2017-01-12 | 分类 leveldb | 标签 leveldb

前言

上篇Compaction简单的介绍了 Compaction的宏观流程，介绍了将MemTable中的内容 dump成SSTable文件的过程，讲述到了CompactMemTable将新生成的sstable文件置于which level。

本文重点介绍Compaction的trigger时机，Major Compaction的算法。

两种Compaction

从Compaction牵扯的动静出发，分成两种Compaction：

一种是MemTable文件已经足够大了，需要dump成sstable，这种情况叫做Minor Compaction；另外一种情况是Major Compaction,请看如下代码：

void DBImpl::MaybeScheduleCompaction() {
  mutex_.AssertHeld();
  if (bg_compaction_scheduled_) {
 
  } else if (shutting_down_.Acquire_Load()) {

  } else if (!bg_error_.ok()) {

  } else if (imm_ == NULL &&
             manual_compaction_ == NULL &&
             !versions_->NeedsCompaction()) {
    // No work to be done
  } else {
    bg_compaction_scheduled_ = true;
    env_->Schedule(&DBImpl::BGWork, this);
  }
}

这段代码反应了一些需要发起Compction的条件，一下三个条件满足一个即可发起Compaction：

imm_ != NULL 表示需要将Memtable dump成SSTable，发起Minor Compaction
manual_compaction_ != NULL 表示手动发起Compaction
versions_->NeedsCompaction函数返回True

注意这个NeedsCompaction()函数，这个函数涌来判断，当前的情形，需不需要发起一次Compaction，那么除了MemTable dump成SStable这一种情况外，什么情景需要发起Compaction呢？

我们来看NeedsCompaction函数：

  bool NeedsCompaction() const {
    Version* v = current_;
    return (v->compaction_score_ >= 1) || (v->file_to_compact_ != NULL);
  }

文件数目过多或者某层级文件总大小过大，引起compacction

如果某一层级文件的个数太多（指的是level0），或者某一层级的文件总大小太大，超过门限值，则设置v->compaction_score为一个大于1的数。

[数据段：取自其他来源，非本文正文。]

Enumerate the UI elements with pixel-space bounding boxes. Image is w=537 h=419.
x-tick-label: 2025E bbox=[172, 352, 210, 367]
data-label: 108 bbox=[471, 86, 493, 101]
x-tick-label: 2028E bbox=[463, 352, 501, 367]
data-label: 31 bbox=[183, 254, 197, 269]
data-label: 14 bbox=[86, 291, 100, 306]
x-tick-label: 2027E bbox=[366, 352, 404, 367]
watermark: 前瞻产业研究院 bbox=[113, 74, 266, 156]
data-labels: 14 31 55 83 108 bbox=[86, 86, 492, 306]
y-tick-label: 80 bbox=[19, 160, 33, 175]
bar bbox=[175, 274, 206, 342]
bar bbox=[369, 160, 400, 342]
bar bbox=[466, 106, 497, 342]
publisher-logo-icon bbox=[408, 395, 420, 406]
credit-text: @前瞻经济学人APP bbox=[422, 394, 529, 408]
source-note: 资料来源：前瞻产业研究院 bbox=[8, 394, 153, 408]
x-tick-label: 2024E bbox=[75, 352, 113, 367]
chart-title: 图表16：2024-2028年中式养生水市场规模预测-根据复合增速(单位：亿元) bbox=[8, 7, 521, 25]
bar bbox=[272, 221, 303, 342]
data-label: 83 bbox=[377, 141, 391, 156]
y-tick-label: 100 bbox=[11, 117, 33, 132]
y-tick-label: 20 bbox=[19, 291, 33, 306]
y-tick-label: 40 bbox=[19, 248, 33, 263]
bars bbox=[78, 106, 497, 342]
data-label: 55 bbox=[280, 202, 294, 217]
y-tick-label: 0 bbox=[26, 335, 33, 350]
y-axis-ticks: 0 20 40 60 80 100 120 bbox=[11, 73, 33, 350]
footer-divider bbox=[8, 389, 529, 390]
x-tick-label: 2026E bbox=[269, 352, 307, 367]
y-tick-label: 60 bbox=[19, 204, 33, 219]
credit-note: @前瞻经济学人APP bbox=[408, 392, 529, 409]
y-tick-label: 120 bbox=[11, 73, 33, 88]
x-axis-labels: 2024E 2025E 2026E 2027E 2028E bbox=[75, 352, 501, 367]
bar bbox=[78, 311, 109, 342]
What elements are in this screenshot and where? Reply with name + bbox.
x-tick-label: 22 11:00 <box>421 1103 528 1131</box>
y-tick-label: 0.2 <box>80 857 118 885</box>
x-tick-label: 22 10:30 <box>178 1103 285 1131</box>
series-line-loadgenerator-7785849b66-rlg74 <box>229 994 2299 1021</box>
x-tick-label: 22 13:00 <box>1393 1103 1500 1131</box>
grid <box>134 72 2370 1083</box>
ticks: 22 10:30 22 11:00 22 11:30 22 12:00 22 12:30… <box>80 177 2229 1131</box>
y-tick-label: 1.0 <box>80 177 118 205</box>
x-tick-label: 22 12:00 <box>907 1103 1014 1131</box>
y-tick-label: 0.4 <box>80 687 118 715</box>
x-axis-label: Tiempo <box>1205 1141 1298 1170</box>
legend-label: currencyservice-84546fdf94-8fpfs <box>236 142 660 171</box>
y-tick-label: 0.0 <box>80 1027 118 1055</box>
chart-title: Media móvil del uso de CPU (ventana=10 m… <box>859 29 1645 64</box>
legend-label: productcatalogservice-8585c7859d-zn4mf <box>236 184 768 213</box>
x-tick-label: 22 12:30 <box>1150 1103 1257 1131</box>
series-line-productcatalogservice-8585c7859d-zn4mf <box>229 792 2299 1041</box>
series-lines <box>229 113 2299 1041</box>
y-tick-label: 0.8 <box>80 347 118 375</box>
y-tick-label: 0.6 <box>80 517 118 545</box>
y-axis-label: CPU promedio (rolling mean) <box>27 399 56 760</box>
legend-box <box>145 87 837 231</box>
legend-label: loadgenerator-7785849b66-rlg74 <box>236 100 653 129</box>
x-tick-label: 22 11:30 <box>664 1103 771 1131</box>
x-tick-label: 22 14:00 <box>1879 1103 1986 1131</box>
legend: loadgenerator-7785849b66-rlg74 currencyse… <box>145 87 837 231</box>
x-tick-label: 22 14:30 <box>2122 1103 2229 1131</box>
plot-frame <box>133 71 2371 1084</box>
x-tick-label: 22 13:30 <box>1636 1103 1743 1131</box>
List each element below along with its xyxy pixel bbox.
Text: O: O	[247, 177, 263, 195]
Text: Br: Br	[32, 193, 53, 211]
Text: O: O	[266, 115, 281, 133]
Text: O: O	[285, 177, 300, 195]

我们看下在什么情况下会重新计算compaction_score_。在Finalize函数中，会遍历各个level的文件数目和该level所有文件的总大小，给各个level打个分，如果没有一个level的分数是大于等于1，表示任何一个层级都不需要Compaction，但是如果存在某个或者某几个层级的score大于等于1，选择分最高的那个level。

void VersionSet::Finalize(Version* v) {
  // Precomputed best level for next compaction
  int best_level = -1;
  double best_score = -1;

  for (int level = 0; level < config::kNumLevels-1; level++) {
    double score;
    if (level == 0) {
      // We treat level-0 specially by bounding the number of files
      // instead of number of bytes for two reasons:
      //
      // (1) With larger write-buffer sizes, it is nice not to do too
      // many level-0 compactions.
      //
      // (2) The files in level-0 are merged on every read and
      // therefore we wish to avoid too many files when the individual
      // file size is small (perhaps because of a small write-buffer
      // setting, or very high compression ratios, or lots of
      // overwrites/deletions).
      score = v->files_[level].size() /
          static_cast<double>(config::kL0_CompactionTrigger);
    } else {
      // Compute the ratio of current size to size limit.
      const uint64_t level_bytes = TotalFileSize(v->files_[level]);
      score =
          static_cast<double>(level_bytes) / MaxBytesForLevel(options_, level);
    }

    if (score > best_score) {
      best_level = level;
      best_score = score;
    }
  }

  v->compaction_level_ = best_level;
  v->compaction_score_ = best_score;
}

这里面有一个特殊情况，就是level0是根据文件数目来计算score，而其他层级(level 1~level 6)是根据该层级所有文件的总大小来计算score。

对于level 0

score =  （level 0 文件总数目） ／ config::kL0_CompactionTrigger

static const int kL0_CompactionTrigger = 4;

对于 level 1～ level 6

score = （该level 所有文件的总大小）／ （该level的大小的理论上限：MaxBytesForLevel）

先说level 0 为什么搞特殊。

注释说的很明白，level 0的文件之间，key可能是交叉重叠的，因此不希望level 0的文件数特别多。我们考虑write buffer 比较小的时候，如果使用size来限制，那么level 0的文件数可能太多。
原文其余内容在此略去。